The California Little Hoover Commission (LHC), officially the Milton Marks "Little Hoover" Commission on California State Government Organization and Economy, is an independent California state oversight agency modeled after the Hoover Commission and created in 1962, that investigates state government operations and promotes efficiency, economy and improved service through reports, recommendations and legislative proposals.

==Roles and responsibilities==

The Commission has broad and independent authority to evaluate the structure, organization, operation and function of every department, agency and executive branch of state government, along with the policies and methods for appropriating and administering funds.

It has produced nearly 300 comprehensive reports detailing findings and recommendations for the Governor and Legislature. These reports are maintained in a virtual library on the Commission's website.

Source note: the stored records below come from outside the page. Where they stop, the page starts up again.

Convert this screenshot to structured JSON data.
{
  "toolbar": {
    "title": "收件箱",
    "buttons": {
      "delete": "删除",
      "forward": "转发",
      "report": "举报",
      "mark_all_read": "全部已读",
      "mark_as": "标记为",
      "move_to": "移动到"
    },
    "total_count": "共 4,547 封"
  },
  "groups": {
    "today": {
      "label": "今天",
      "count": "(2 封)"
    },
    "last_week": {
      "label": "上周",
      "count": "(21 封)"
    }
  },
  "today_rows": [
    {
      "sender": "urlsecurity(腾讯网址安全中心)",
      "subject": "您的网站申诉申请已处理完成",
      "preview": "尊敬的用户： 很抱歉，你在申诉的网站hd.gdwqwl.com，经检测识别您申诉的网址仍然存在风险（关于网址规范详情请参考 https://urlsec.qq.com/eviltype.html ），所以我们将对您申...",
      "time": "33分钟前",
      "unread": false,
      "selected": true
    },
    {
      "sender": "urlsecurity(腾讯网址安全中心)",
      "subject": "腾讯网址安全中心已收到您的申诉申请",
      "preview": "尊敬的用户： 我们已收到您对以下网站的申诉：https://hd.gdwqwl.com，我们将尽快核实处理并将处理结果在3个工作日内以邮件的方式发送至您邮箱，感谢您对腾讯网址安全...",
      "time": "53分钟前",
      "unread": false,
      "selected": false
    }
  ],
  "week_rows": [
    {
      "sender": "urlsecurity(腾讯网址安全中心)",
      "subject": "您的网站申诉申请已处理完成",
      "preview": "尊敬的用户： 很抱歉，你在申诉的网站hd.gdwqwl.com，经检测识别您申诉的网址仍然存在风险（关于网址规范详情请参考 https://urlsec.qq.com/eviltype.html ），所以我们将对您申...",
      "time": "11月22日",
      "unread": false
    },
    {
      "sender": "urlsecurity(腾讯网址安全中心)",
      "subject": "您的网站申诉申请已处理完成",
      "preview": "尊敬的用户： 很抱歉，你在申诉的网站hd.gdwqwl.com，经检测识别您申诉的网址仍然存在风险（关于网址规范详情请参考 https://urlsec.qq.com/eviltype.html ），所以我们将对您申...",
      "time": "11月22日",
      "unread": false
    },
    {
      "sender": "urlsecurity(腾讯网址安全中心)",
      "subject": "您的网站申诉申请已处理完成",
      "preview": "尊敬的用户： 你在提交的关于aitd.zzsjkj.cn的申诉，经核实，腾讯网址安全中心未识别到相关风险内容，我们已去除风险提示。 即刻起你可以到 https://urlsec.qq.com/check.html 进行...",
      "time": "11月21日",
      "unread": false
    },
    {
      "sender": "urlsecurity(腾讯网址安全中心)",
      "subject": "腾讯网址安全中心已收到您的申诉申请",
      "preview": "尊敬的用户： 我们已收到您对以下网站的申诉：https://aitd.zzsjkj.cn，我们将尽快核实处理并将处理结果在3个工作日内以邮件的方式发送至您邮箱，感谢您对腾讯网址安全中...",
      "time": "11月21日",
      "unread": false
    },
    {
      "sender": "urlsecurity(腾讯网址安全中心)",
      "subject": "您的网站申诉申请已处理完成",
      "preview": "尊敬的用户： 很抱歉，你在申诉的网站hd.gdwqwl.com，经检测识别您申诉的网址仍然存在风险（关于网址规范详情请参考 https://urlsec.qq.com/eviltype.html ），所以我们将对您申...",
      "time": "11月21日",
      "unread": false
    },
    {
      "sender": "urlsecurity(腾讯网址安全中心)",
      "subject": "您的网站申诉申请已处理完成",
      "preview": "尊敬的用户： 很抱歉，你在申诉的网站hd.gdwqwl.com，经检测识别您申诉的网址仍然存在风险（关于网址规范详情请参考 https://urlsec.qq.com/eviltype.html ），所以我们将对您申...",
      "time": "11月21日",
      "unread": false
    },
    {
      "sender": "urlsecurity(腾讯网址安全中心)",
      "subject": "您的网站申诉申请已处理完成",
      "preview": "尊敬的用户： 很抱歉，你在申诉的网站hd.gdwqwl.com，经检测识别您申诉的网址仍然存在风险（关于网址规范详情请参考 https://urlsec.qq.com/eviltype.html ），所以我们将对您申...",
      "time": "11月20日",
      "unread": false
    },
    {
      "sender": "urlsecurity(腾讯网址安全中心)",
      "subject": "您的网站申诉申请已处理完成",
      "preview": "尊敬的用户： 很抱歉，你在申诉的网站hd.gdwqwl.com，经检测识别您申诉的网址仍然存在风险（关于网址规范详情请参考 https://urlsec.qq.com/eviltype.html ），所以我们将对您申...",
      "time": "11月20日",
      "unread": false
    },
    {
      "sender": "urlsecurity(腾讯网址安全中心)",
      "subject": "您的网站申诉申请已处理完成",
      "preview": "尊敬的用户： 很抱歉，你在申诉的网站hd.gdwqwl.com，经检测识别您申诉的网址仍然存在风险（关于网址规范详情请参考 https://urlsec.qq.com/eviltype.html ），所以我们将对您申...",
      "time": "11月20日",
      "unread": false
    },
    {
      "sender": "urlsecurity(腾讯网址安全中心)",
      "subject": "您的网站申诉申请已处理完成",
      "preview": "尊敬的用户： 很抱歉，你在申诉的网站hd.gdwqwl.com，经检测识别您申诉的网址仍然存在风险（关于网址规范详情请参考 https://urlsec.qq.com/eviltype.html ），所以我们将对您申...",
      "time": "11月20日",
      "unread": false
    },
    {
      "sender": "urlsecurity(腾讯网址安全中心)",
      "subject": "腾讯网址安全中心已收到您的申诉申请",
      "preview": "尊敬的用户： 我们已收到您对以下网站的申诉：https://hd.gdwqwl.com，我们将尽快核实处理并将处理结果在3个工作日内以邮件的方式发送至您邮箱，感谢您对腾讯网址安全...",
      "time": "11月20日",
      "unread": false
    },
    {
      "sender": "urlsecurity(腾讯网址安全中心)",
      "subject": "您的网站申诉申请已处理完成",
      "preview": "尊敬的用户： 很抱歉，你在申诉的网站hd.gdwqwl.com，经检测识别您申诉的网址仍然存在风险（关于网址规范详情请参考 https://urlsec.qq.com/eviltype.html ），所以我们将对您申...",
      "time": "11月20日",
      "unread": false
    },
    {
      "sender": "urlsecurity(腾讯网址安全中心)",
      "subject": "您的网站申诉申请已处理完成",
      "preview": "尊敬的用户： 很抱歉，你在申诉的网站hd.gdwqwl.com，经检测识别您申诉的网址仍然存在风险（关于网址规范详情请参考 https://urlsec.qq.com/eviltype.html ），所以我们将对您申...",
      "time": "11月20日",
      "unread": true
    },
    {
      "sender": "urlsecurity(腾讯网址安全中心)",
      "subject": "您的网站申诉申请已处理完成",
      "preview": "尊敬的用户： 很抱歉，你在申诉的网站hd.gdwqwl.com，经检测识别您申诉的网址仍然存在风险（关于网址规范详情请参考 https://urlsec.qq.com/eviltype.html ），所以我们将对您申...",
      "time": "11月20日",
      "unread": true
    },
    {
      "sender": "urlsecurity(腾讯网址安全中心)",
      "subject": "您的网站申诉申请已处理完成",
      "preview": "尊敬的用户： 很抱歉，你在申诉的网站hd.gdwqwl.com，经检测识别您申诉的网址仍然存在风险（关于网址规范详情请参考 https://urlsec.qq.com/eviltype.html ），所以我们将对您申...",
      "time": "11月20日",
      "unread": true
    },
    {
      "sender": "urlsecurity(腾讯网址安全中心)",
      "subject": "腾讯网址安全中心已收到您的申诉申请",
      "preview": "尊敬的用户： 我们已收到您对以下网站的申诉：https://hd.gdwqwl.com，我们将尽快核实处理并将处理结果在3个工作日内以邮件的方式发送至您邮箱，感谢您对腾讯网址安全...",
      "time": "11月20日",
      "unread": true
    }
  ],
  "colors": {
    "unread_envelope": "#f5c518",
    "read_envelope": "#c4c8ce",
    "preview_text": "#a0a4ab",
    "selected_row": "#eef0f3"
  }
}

==Organization and membership==

By statute, the Commission is a balanced bipartisan board with 13 members – five public members appointed by the Governor, four public members appointed by the Legislature, two Senators and two Assemblymembers. Public members serve staggered, four-year terms while legislative members serve at the pleasure of the appointing authority. Members serve voluntarily, without compensation.

The Commission is staffed by seven permanent employees and occasional student interns.

==Oversight of the California State Auditor==

The Little Hoover Commission's statutory oversight responsibilities for the California State Auditor are defined in California Government Code Section 8542 and 8544.5(d) and fall into three categories:
- Review all California State Auditor final audit reports and make recommendations to the Legislature, the Governor and the public concerning the operations of the State.
- Contract for and review an annual independent audit of the State Audit Fund and the operation of the California State Auditor to assure compliance with state laws, including Government Code Section 8546.
- Oversee the California State Auditor’s contracting activities, affirmative action plan and compliance with the State Administrative Manual.